The 6.4 magnitude quake, probably the most powerful in Southern California in 25 years, struck about 113 miles northeast of Los Angeles close to the city of Ridgecrest at around 10:30 a.m. PDT (1730 GMT), based on the U.S. Geological Survey (USGS). The epicenter was on the edge of Death Valley National Park.
The Kern County Fire Department stated it was dealing with “multiple injuries” that is described as minor, two house fires, small brush fires and gas leaks.
California Governor Gavin Newsom accredited an emergency proclamation, and Ridgecrest Mayor Peggy Breeden mentioned she had declared a state of emergency – a step that allows the city to obtain assist from outside agencies.

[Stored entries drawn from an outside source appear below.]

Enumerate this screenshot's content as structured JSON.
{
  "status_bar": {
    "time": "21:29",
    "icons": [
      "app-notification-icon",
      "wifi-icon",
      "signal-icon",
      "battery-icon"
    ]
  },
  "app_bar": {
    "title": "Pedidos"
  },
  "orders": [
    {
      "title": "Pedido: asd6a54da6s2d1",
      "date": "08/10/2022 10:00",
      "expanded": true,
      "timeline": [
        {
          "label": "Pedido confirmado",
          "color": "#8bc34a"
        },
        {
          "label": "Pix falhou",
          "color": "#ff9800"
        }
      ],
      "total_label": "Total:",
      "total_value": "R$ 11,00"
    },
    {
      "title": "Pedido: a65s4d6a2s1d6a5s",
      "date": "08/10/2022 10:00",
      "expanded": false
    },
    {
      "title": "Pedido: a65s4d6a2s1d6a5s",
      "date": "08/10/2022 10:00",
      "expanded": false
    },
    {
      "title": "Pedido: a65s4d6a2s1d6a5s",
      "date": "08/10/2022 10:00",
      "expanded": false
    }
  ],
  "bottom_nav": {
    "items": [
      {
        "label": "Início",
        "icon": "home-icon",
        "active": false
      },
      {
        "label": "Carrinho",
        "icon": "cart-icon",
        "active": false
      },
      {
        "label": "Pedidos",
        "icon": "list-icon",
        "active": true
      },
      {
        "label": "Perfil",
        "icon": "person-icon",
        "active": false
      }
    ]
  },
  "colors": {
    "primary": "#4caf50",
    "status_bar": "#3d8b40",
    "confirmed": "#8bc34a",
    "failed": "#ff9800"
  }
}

The earthquake is the largest in Southern California for the reason that the 1994 magnitude 6.6 Northridge earthquake, USGS geophysicist Paul Caruso mentioned. That quake, which was centered in a closely populated space of Los Angeles, killed 57 people and caused billions of dollars of harm.
Ridgecrest Regional Hospital was being evacuated, and sufferers had been being moved to different areas for concern of a robust aftershock, she stated. About 15 patients had been moved, local media mentioned, citing fire officials.
Though no injuries had been reported, Breeden mentioned she had requested residents to test on their neighbors within the excessive desert city, which has inhabitants of about 28,000.
Some 5,851 customers had been without power in Kern County, according to poweroutage.us.